P-169 Claudin 23 Regulation by TCF7l2 and HNF4-Alpha Promotes Epithelial Barrier Function

Colonic enterocytes form a rapidly renewing epithelium and barrier to luminal antigens. During colonocyte differentiation, coordinated claudin gene expression is vital to epithelia barrier maintenance and disruption of this process is believed to play a role in inflammatory diseases. However, little is known about the regulation of this critical aspect of epithelial cell differentiation. We therefore sought to determine factors that regulate claudin gene expression along the colonic crypt-base-to-surface cell axis.
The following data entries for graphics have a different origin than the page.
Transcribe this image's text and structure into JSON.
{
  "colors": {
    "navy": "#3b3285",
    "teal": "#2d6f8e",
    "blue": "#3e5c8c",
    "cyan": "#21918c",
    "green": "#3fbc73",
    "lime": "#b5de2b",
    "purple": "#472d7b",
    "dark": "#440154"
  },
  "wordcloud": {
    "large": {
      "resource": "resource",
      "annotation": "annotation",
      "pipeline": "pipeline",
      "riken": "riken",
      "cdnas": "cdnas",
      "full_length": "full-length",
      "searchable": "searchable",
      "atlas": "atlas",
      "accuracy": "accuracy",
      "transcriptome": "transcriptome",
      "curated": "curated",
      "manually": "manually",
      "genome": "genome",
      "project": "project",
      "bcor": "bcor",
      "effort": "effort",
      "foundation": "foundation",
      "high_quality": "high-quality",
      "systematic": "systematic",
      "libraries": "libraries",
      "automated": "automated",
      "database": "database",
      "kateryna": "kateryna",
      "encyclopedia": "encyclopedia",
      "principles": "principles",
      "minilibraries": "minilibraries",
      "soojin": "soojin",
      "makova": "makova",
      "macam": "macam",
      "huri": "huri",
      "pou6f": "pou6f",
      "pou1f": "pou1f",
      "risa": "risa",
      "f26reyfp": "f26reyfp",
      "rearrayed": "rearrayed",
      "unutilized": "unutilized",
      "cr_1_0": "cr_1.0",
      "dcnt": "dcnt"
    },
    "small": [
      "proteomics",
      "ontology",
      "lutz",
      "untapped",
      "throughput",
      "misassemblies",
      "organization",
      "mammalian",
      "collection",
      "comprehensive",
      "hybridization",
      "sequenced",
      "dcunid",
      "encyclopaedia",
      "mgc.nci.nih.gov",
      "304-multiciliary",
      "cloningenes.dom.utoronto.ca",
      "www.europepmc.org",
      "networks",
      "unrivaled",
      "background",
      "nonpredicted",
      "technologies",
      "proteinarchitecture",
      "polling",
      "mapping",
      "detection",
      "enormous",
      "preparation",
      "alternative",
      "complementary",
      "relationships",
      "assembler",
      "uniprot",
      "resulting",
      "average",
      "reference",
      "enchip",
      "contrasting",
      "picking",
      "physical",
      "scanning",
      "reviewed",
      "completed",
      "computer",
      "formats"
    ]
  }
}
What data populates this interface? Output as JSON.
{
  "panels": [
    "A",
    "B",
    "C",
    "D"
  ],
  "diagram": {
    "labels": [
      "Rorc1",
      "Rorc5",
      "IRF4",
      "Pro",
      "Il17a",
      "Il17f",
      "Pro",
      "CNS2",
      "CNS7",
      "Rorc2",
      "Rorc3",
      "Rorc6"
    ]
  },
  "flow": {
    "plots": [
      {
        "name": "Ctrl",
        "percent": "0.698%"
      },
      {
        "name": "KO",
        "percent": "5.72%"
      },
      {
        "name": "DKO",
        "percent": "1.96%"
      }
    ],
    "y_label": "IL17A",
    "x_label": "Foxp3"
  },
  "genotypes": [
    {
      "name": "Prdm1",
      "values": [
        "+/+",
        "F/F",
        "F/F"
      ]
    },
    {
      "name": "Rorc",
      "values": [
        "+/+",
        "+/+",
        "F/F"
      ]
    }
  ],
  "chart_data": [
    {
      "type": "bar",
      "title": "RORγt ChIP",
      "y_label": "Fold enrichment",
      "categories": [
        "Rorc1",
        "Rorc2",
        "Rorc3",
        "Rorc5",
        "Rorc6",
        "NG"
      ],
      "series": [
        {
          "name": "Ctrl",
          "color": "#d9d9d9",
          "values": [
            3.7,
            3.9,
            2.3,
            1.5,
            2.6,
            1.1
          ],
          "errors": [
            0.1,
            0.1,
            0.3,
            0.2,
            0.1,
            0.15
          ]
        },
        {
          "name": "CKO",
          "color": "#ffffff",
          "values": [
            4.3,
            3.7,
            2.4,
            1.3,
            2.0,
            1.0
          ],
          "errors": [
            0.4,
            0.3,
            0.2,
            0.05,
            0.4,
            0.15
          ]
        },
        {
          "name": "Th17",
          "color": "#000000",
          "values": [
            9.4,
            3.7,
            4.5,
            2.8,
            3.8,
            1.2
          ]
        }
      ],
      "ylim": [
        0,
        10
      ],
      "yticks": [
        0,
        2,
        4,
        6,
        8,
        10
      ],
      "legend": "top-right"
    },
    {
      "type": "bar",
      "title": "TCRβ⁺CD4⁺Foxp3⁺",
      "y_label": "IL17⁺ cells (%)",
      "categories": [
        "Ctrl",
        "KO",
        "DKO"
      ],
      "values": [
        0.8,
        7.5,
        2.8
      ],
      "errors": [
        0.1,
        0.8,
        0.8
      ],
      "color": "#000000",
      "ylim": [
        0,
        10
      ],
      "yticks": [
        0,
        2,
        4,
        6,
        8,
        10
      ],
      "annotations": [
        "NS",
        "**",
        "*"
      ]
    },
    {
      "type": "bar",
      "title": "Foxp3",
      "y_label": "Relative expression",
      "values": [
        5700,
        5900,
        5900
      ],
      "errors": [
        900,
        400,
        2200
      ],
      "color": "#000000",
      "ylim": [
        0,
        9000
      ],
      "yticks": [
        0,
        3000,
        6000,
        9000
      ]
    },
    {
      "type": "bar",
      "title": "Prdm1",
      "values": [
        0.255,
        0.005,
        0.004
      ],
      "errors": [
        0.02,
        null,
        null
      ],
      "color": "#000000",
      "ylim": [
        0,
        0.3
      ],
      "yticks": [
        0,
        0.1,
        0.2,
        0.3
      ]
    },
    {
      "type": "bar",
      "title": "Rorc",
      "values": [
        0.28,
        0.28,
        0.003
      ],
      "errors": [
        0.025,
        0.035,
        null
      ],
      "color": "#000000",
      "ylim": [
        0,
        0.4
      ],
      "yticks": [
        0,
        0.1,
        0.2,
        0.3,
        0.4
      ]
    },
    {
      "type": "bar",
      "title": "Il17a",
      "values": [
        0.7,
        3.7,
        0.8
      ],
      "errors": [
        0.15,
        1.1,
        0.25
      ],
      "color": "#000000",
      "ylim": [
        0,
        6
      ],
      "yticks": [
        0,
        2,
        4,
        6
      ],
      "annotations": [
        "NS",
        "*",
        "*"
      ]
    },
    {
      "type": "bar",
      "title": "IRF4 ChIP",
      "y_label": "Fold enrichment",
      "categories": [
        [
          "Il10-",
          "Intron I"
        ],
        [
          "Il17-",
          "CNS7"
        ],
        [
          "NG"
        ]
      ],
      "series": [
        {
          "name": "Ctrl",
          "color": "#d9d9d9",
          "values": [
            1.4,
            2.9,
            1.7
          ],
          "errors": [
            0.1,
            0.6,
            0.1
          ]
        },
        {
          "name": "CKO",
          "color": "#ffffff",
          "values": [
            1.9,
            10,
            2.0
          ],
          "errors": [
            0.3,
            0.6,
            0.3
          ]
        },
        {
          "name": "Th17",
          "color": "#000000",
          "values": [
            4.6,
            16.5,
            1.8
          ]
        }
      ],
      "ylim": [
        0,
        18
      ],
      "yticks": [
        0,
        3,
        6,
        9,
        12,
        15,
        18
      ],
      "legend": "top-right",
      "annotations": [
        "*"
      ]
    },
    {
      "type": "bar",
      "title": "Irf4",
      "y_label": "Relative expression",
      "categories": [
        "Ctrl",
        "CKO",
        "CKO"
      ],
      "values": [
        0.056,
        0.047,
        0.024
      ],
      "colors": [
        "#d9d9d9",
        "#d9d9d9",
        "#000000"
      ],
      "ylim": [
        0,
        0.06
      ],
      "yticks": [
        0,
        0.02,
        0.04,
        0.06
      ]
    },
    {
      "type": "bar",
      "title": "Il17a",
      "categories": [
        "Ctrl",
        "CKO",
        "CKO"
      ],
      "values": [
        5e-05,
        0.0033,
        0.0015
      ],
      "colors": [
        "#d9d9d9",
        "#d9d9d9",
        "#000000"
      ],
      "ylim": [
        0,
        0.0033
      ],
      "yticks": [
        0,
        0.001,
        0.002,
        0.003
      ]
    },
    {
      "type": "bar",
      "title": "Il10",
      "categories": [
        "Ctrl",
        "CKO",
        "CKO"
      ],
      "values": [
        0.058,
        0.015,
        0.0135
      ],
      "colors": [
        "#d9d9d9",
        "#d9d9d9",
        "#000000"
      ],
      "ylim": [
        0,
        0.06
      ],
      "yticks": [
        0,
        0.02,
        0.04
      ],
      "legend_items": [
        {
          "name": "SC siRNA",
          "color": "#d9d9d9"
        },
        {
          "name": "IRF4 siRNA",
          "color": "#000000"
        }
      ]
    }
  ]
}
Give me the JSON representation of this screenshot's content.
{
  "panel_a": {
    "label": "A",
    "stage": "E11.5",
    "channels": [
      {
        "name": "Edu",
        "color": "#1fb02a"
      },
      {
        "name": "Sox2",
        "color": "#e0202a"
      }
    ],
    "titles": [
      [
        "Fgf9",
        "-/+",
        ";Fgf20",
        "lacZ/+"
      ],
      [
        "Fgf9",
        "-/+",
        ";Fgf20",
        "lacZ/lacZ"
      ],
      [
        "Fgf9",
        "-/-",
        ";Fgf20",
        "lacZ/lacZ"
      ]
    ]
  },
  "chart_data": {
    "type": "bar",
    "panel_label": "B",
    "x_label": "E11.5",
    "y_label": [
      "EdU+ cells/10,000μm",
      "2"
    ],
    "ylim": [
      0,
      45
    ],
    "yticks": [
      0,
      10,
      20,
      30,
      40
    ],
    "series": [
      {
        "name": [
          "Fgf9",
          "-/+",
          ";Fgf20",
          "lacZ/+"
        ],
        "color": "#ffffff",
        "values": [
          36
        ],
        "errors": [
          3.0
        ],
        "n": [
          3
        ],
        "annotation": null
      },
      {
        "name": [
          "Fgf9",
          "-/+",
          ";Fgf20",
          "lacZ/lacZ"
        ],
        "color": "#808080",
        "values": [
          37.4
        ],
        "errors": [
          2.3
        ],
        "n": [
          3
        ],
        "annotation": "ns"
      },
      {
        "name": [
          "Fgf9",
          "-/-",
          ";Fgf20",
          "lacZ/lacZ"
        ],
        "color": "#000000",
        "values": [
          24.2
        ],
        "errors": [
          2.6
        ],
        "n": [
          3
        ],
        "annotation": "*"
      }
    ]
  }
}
Using high-throughput transcriptome surveys of laser-capture micro-dissected cells, we identified nearly 3 thousand differentially expressed genes between the crypt-base and surface cell populations. Real-time PCR confirmed differential claudin expression gradients and detected 11 claudin genes throughout the tissue. Quantitative ddPCR revealed stable total claudin transcript levels along the crypt axis with heterogeneous expression within the family. Expression correlation studies then identified the transcription factors Hnf4-α and Tcf7l2 as potential claudin regulators. Using combined in vitro and in vivo methods we identified Tcf7l2 as a global activator of claudin family genes, with coincident enhancement of Hnf4-α expression. In contrast, Hnf4-α specifically upregulated claudin 23. Importantly, Hnf4-α conditional knockout mice failed to induce the claudin 23 gene in surface cells populations. From these findings we conclude that the enterocyte claudin differentiation cascade includes Tcf7l2 activation of Hnf4-α, and subsequent claudin 23 expression, thereby strengthening the colonic barrier.